The sentences handed down by the city’s Court of Appeal came as fears grow that Beijing is tightening its grip on the semi-autonomous city and that rule of law is being compromised.

Wong, Nathan Law and Alex Chow were given terms of six months, eight months and seven months respectively after the court upped their previous non-custodial sentences.

“The court has a responsibility to send out a clear message to society, that in activities such as rallies, marches and protests, when rights are freely exercised, participants must abide by the law,” the judgement said.

Anyone who receives a jail term of more than three months is barred from running for Hong Kong’s partially directly elected parliament for five years.

Wong turns 21 in October which would have made him eligible to run for lawmaker, something he had said he wanted to do.

He told AFP ahead of the judgement that he believed the case was a bid by authorities to deter youth activists.

As he was led away by security, Wong shouted: “Hong Kong people, don’t give up!”.

Law, 24, was voted in as a legislator by the public last year, winning 50,000 votes in what was seen as a victory for the democracy movement.

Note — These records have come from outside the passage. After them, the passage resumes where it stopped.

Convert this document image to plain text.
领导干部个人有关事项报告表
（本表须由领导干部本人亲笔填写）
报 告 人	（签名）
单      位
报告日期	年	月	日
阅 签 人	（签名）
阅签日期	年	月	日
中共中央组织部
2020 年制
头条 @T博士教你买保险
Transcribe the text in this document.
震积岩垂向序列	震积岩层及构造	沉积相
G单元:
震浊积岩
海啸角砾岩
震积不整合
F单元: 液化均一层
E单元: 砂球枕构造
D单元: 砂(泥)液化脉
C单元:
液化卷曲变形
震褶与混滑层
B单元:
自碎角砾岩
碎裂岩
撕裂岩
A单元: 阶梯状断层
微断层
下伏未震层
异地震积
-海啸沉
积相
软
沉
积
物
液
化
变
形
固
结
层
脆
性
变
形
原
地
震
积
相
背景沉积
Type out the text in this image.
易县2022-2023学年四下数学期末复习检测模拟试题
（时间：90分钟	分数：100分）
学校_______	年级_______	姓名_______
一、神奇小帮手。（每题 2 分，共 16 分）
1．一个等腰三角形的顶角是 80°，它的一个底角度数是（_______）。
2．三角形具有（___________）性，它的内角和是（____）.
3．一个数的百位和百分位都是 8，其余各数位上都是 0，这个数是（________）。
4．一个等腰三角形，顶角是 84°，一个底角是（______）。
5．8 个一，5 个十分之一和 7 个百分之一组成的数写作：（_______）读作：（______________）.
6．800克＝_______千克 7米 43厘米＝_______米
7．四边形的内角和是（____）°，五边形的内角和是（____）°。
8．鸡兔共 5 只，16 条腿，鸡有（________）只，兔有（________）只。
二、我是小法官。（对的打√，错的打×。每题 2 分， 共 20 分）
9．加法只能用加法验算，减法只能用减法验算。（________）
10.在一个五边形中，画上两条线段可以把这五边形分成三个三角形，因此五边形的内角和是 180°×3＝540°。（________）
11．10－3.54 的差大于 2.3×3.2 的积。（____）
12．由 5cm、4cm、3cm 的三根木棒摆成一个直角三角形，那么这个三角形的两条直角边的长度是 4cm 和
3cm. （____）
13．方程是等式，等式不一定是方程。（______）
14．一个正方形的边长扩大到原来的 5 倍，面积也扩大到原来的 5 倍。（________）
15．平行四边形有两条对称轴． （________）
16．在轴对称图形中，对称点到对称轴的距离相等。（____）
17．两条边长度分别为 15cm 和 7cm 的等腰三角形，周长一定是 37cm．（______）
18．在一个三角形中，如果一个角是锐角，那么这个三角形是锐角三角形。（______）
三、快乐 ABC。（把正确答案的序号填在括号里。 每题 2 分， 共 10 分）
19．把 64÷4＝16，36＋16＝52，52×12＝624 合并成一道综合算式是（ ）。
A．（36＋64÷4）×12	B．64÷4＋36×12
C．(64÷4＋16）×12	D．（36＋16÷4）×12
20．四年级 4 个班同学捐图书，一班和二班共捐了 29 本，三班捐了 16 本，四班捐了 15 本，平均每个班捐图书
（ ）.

But he was disqualified last month along with three other pro-democracy lawmakers for inserting protests into their oaths of office.

That decision came after an unprecedented intervention from Beijing demanding oaths are “solemn and sincere”.

‘Vindictive attack’

Hong Kong enjoys much greater freedoms than on the mainland, with its liberties enshrined in the handover agreement made when the city was given back to China by Britain in 1997.

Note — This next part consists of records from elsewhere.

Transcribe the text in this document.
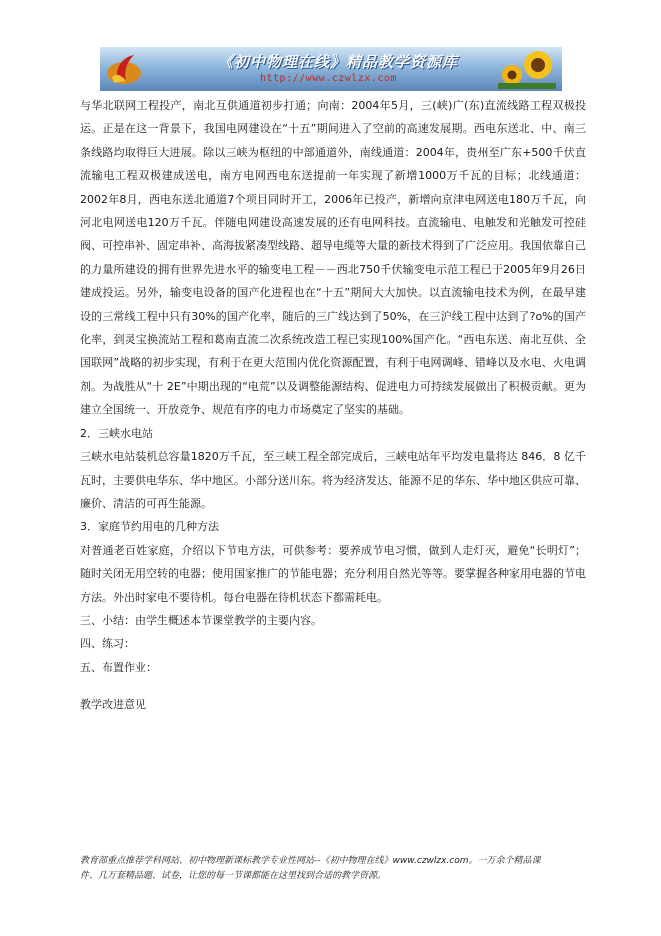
《初中物理在线》精品教学资源库
http://www.czwlzx.com

与华北联网工程投产，南北互供通道初步打通；向南：2004年5月，三(峡)广(东)直流线路工程双极投运。正是在这一背景下，我国电网建设在“十五”期间进入了空前的高速发展期。西电东送北、中、南三条线路均取得巨大进展。除以三峡为枢纽的中部通道外，南线通道：2004年，贵州至广东+500千伏直流输电工程双极建成送电，南方电网西电东送提前一年实现了新增1000万千瓦的目标；北线通道：2002年8月，西电东送北通道7个项目同时开工，2006年已投产，新增向京津电网送电180万千瓦，向河北电网送电120万千瓦。伴随电网建设高速发展的还有电网科技。直流输电、电触发和光触发可控硅阀、可控串补、固定串补、高海拔紧凑型线路、超导电缆等大量的新技术得到了广泛应用。我国依靠自己的力量所建设的拥有世界先进水平的输变电工程－－西北750千伏输变电示范工程已于2005年9月26日建成投运。另外，输变电设备的国产化进程也在“十五”期间大大加快。以直流输电技术为例，在最早建设的三常线工程中只有30%的国产化率，随后的三广线达到了50%，在三沪线工程中达到了?o%的国产化率，到灵宝换流站工程和葛南直流二次系统改造工程已实现100%国产化。“西电东送、南北互供、全国联网”战略的初步实现，有利于在更大范围内优化资源配置，有利于电网调峰、错峰以及水电、火电调剂。为战胜从“十 2E”中期出现的“电荒”以及调整能源结构、促进电力可持续发展做出了积极贡献。更为建立全国统一、开放竞争、规范有序的电力市场奠定了坚实的基础。

2．三峡水电站

三峡水电站装机总容量1820万千瓦，至三峡工程全部完成后，三峡电站年平均发电量将达 846．8 亿千瓦时，主要供电华东、华中地区。小部分送川东。将为经济发达、能源不足的华东、华中地区供应可靠、廉价、清洁的可再生能源。

3．家庭节约用电的几种方法

对普通老百姓家庭，介绍以下节电方法，可供参考：要养成节电习惯，做到人走灯灭，避免“长明灯”；随时关闭无用空转的电器；使用国家推广的节能电器；充分利用自然光等等。要掌握各种家用电器的节电方法。外出时家电不要待机。每台电器在待机状态下都需耗电。

三、小结：由学生概述本节课堂教学的主要内容。

四、练习：

五、布置作业：

教学改进意见
教育部重点推荐学科网站、初中物理新课标教学专业性网站--《初中物理在线》www.czwlzx.com。一万余个精品课
件、几万套精品题、试卷，让您的每一节课都能在这里找到合适的教学资源。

But there are growing concerns Beijing is trampling the deal.

The Umbrella trio were found guilty last year on unlawful assembly charges for storming a fenced-off government forecourt known as “Civic Square” as part of a protest calling for fully free leadership elections in September 2014.

Their arrests sparked wider rallies which exploded two days later when police fired tear gas on the crowds, triggering mass demonstrations that brought parts of Hong Kong to a standstill for more than two months in an unprecedented challenge to Beijing.

Wong and Law received community sentences and Chow a three-week suspended sentence at magistrates’ court last August over the Civic Square protest.

But Hong Kong’s justice department then sought to increase those terms, with prosecutors arguing they should receive harsher punishment.

In emotional scenes before the judgement, tearful supporters hugged the three and chanted: “Shame on political persecution!”

Around 20 pro-Beijing supporters shouted back through loudspeakers, chanting “Pay the price in jail!”

After the court’s decision supporters outside were in tears.

The justice department said there was “absolutely no basis to imply any political motive” on its part in relation to the case in a statement Thursday morning.

However, Amnesty International slammed authorities’ pursuit of jail terms for the trio as a “vindictive attack on freedom of expression and peaceful assembly”.

It described the public order regulations on which the case was based as “vague” and said they had repeatedly been criticised by the United Nations Human Rights Committee for failing to fully meet international human rights law and standards on the right of peaceful assembly.